In John Thompson’s Merchants of Culture, he describes what might be termed the bounded autonomy enjoyed by some editorial teams within publishing houses. From pg 128:

the devolution of editorial decision-making to small editorial teams operating with a high degree of autonomy within certain financial parameters is the best way to maximize your chances of success. As one senior manager in a large corporation put it, ‘We’re giving somebody a playing field and we’re putting fences around the edge of it and saying, “If you want to cross one of those fences, you have to ask a question. But if you’re playing in the field you can do what you like.” You give people a lot of scope, but you provide a framework within which they operate.’

I was struck by how absent this seems in (British) academia, with the possible exception of some business schools. Rather than seek to return to a full system of collegial self-regulation, does this provide a model for arguing for autonomy within managerial structures? E.g. Scholarship is something which needs autonomy to flourish but this can be bounded in terms of outcomes and rules?

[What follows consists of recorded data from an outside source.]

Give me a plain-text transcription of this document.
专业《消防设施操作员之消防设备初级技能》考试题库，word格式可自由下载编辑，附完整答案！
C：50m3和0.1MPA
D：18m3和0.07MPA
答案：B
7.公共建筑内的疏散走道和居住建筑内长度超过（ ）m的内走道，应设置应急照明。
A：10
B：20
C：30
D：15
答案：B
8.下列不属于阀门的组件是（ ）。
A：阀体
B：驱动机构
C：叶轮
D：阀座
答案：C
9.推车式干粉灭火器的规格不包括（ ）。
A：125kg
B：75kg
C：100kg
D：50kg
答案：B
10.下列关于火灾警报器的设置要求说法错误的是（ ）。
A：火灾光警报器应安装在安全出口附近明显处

It’s worth noting that there’s a brutally instrumental attitude which underwrites this bounded autonomy. From pg 131:

‘There is an unspoken rule,’ explains one senior editor who has worked at Star for some 30 years, ‘put one toe out of the elevator to interfere with us and we will cut you off at the knees. And the only thing that enables us to take that attitude is profitability. As long as we make the money, we can tell them to go fuck themselves. It’s as simple and as old-fashioned as that. The second that goes wrong, we’ve had it. If we stop being profitable, the incursions will start.’

And underlying this dynamic is a certain ineffable trait, a resistance to quantification amidst demonstrable sources of profit and gain to the organisation. From pg 131-132:

This is part of the mystique of the imprint, ‘and the one thing corporate owners are scared shitless of is messing with mystique,’ said another senior editor. ‘Mystique is what they don’t understand. All they know is, if it works, don’t break it.’

Thompson later offers counter-examples to this. I’m intruiged by the analogy between high prestige imprints and successful research groups. How does the negotiation of bounded autonomy empower group leaders? The figure Milena Kremakova calls ‘the troll on the bridge’ could become very powerful here: mediating pressures towards granular control within the group and negotiating bounded autonomy for the group as a whole.